Le piccole imprese americane che producono beni di consumo, dai portachiavi ai materassi, continuano a preferire la manifattura cinese nonostante i recenti dazi commerciali. Secondo un rapporto del 2024 della National Small Business Association, il 78% delle PMI considera impossibile riportare la produzione negli Stati Uniti per tre motivi principali: costi, competenze e supply chain.
I costi del lavoro rappresentano la barriera più evidente. Un operaio manifatturiero statunitense costa in media 28 dollari l’ora, contro i 6-8 dollari delle regioni industriali cinesi. Anche considerando i dazi del 25% su alcuni prodotti, il risparmio rimane significativo, soprattutto per articoli a basso margine.
La competenza logistica cinese è un altro fattore decisivo. Distretti come quello di Shenzhen offrono fornitori specializzati a pochi chilometri di distanza, riducendo i tempi di produzione. Negli USA, invece, la frammentazione della base industriale obbligherebbe a lunghe catene di approvvigionamento.
Un dato poco noto riguarda i tempi di attrezzaggio: le fabbriche cinesi possono riconvertire le linee in 48 ore, contro le 2-3 settimane medie americane. Questa flessibilità è vitale per le PMI che lavorano su piccoli lotti o edizioni limitate.
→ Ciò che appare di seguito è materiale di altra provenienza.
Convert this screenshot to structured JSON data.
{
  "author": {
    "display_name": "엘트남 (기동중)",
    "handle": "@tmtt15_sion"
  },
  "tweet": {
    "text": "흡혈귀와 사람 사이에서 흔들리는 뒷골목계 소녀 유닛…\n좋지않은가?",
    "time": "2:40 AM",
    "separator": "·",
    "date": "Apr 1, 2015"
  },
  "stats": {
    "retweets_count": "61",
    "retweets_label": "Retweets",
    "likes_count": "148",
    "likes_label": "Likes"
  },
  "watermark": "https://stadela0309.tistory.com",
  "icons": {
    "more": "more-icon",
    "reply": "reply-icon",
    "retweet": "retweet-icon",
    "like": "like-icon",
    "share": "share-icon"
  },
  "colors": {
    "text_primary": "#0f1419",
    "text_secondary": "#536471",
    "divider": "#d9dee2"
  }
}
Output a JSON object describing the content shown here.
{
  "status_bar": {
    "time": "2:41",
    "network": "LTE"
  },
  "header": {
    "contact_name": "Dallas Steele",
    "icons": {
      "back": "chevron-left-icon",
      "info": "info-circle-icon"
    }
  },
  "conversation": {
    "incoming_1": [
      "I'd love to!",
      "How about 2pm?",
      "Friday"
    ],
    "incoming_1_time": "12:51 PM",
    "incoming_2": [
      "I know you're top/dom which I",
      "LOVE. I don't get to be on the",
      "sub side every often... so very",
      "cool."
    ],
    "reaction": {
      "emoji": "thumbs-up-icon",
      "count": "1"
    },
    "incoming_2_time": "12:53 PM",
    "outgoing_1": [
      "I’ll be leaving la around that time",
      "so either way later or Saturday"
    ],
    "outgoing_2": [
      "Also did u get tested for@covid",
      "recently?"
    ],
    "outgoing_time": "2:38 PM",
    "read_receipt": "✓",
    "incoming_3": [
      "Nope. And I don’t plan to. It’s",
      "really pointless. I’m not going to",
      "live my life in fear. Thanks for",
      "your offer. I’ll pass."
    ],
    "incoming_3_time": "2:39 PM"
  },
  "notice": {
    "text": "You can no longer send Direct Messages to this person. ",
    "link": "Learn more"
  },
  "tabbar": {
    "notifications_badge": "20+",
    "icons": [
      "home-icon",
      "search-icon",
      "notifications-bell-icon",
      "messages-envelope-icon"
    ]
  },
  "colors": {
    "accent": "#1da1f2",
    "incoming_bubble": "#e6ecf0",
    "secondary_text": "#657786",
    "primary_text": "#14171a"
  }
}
Gli esperti avvertono che senza incentivi strutturali (non solo dazi) la situazione non cambierà. Il piano Biden per la manifattura, da 52 miliardi di dollari, finora ha beneficiato soprattutto le grandi corporation. Intanto, il deficit commerciale USA-Cina ha superato i 382 miliardi nel 2024, segno che le barriere tariffarie non stanno funzionando come previsto.
L’unica via praticabile per alcune PMI è il nearshoring in Messico, dove i costi sono intermedi e i tempi di spedizione più brevi. Ma per la maggior parte, almeno fino al 2026, la Cina resterà la scelta obbligata. Una dipendenza che rischia di durare ancora a lungo.